Many health-care professionals reference the concept of herd immunity, the threshold of vaccination required to protect the small proportion of the population who cannot be vaccinated against dangerous diseases because of specific health-related conditions. Perhaps a more apt term is "community immunity," because vaccinations are about community health, and community-and relationships within our communities-are at the heart of why we vaccinate.

There are real consequences to losing community immunity, especially for vulnerable, immunocompromised people, such as kids being treated for cancer or transplant patients. Because they can't be vaccinated, they rely on their community to protect them from deadly infections.

Some of these diseases, such as pertussis (or whooping cough), are making a comeback. Other infections, like the flu, seem benign-but the impact on vulnerable and immunocompromised people can be devastating.

For many diseases, the community-immunity threshold requires a 95 per cent vaccination rate-a level that isn't being met with today's health systems, policies and parental choices. In fact, we've only achieved vaccination levels of approximately 75 per cent for many childhood vaccines.

This leaves 25 per cent of children unvaccinated or not fully vaccinated. But what isn't clear to most people is why.

What people don't realize is that 20 per cent of unvaccinated or under-vaccinated kids come from families who don't hold strong beliefs about vaccinations. Many just have other reasons for not completing their vaccination schedules, such as barriers to access or competing demands on their time and resources.

The majority of these kids come from families who move a lot, with larger-than-average numbers of kids, and younger mothers. Many, if not most, have been partially vaccinated, but haven't completed their full vaccination schedule for a variety of reasons that have nothing to do with their parents' belief systems.

For example, if a parent has an hourly wage job, it's harder to take time off for vaccinations. Or if they're moving locations a lot, they're going to be preoccupied.

These parents want to do what's best for their kids and aren't necessarily opposed to vaccines, but in some cases, the more immediate demands of putting food on the table, managing child care or just generally dealing with life's many challenges come ahead of vaccination schedules.

The more barriers to access and competing demands on a given parent's plate, the less likely they are to vaccinate. This is especially important for vulnerable groups who are hit with a double whammy of poor access to vaccinations and higher vulnerability to infection and disease.

If community immunity is our goal, the better part of our energy should be dedicated to breaking down barriers to vaccinations and improving structures and systems through which they're administered.

As flu season brings on perennial debates about the safety and effectiveness of vaccines, this doesn't mean we should stop challenging disproven narratives that imply vaccines are harmful-on the contrary, this will continue to be important work.
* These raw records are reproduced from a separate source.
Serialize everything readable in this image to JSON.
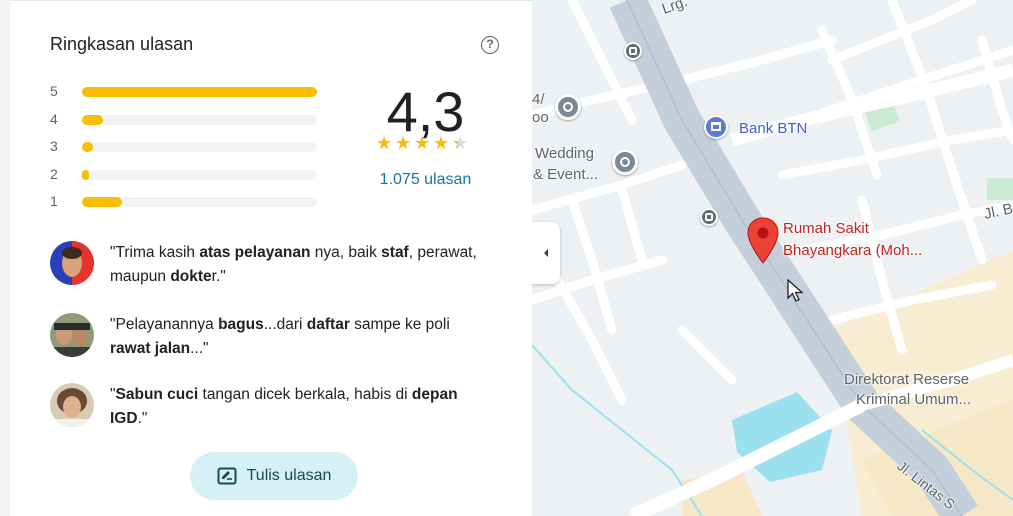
{
  "summary": {
    "title": "Ringkasan ulasan",
    "help_icon": "help-icon",
    "average": "4,3",
    "average_value": 4.3,
    "review_count": "1.075 ulasan",
    "star_color": "#fbbc04",
    "histogram": [
      {
        "stars": "5",
        "fraction": 1.0
      },
      {
        "stars": "4",
        "fraction": 0.09
      },
      {
        "stars": "3",
        "fraction": 0.045
      },
      {
        "stars": "2",
        "fraction": 0.03
      },
      {
        "stars": "1",
        "fraction": 0.17
      }
    ]
  },
  "snippets": [
    {
      "avatar_icon": "user-avatar",
      "parts": [
        {
          "t": "\"Trima kasih ",
          "b": false
        },
        {
          "t": "atas pelayanan",
          "b": true
        },
        {
          "t": " nya, baik ",
          "b": false
        },
        {
          "t": "staf",
          "b": true
        },
        {
          "t": ", perawat, maupun ",
          "b": false
        },
        {
          "t": "dokte",
          "b": true
        },
        {
          "t": "r.\"",
          "b": false
        }
      ]
    },
    {
      "avatar_icon": "user-avatar",
      "parts": [
        {
          "t": "\"Pelayanannya ",
          "b": false
        },
        {
          "t": "bagus",
          "b": true
        },
        {
          "t": "...dari ",
          "b": false
        },
        {
          "t": "daftar",
          "b": true
        },
        {
          "t": " sampe ke poli ",
          "b": false
        },
        {
          "t": "rawat jalan",
          "b": true
        },
        {
          "t": "...\"",
          "b": false
        }
      ]
    },
    {
      "avatar_icon": "user-avatar",
      "parts": [
        {
          "t": "\"",
          "b": false
        },
        {
          "t": "Sabun cuci",
          "b": true
        },
        {
          "t": " tangan dicek berkala, habis di ",
          "b": false
        },
        {
          "t": "depan IGD",
          "b": true
        },
        {
          "t": ".\"",
          "b": false
        }
      ]
    }
  ],
  "write_review": {
    "label": "Tulis ulasan",
    "icon": "edit-review-icon"
  },
  "map": {
    "labels": {
      "top_road": "Lrg.",
      "partial_left": "4/",
      "partial_left2": "oo",
      "bank": "Bank BTN",
      "wedding_1": "Wedding",
      "wedding_2": "& Event...",
      "hospital_1": "Rumah Sakit",
      "hospital_2": "Bhayangkara (Moh...",
      "jl_right": "Jl. B",
      "directorate_1": "Direktorat Reserse",
      "directorate_2": "Kriminal Umum...",
      "jl_lintas": "Jl. Lintas S"
    },
    "pin_color": "#ea4335"
  }
}
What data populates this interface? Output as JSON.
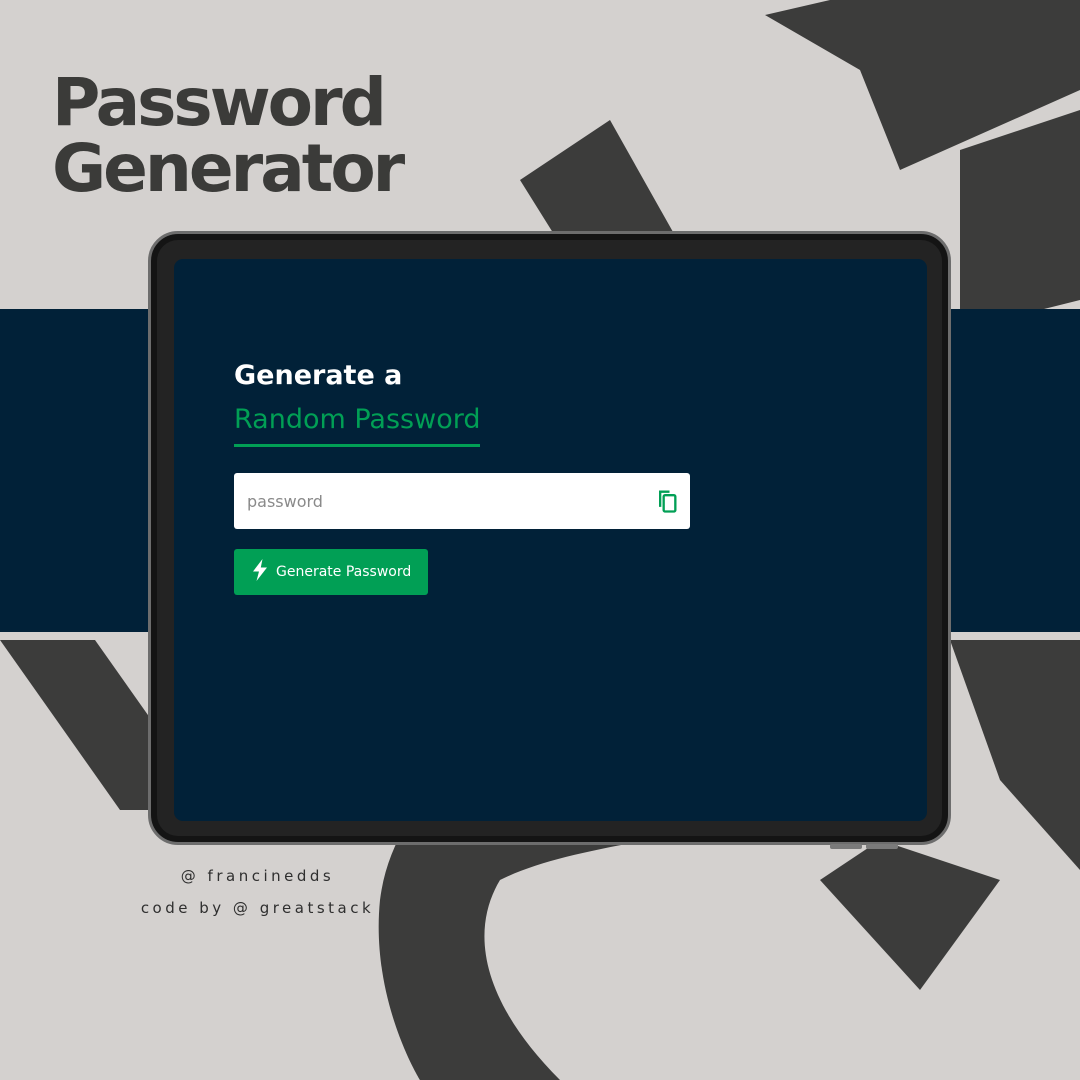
{
  "poster": {
    "title_line1": "Password",
    "title_line2": "Generator",
    "credit_author": "@ francinedds",
    "credit_code": "code by @ greatstack"
  },
  "app": {
    "heading_line1": "Generate a",
    "heading_line2": "Random Password",
    "password_input": {
      "value": "",
      "placeholder": "password"
    },
    "copy_icon": "copy-icon",
    "generate_button": {
      "icon": "lightning-icon",
      "label": "Generate Password"
    }
  },
  "colors": {
    "background": "#d4d1cf",
    "navy": "#012138",
    "accent_green": "#019f55",
    "dark_text": "#3b3b39",
    "white": "#ffffff"
  }
}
Those of us working toward community immunity would be well served to start with the assumption that everyone wants what's best for themselves and their families, and to focus the bulk of our efforts on where we will have the most impact: learning about what systemic, structural and situational barriers make specific groups less likely to vaccinate, and then working with these groups to make the vaccination process straightforward, simple and supported.

In Alberta, we've made some big strides by offering influenza vaccine in non-traditional settings. Yet last year only 31 per cent of Albertans got vaccinated (for influenza, we typically aim for 80 per cent). Clearly, there's more work to do.

This flu season, it's well established that the influenza vaccine is your best shot at staying healthy, and keeping everyone around you healthy, too. To increase uptake, our most effective public health strategy is to make the healthy choice the easy choice.

Shannon MacDonald is a researcher and educator in the Faculty of Nursing.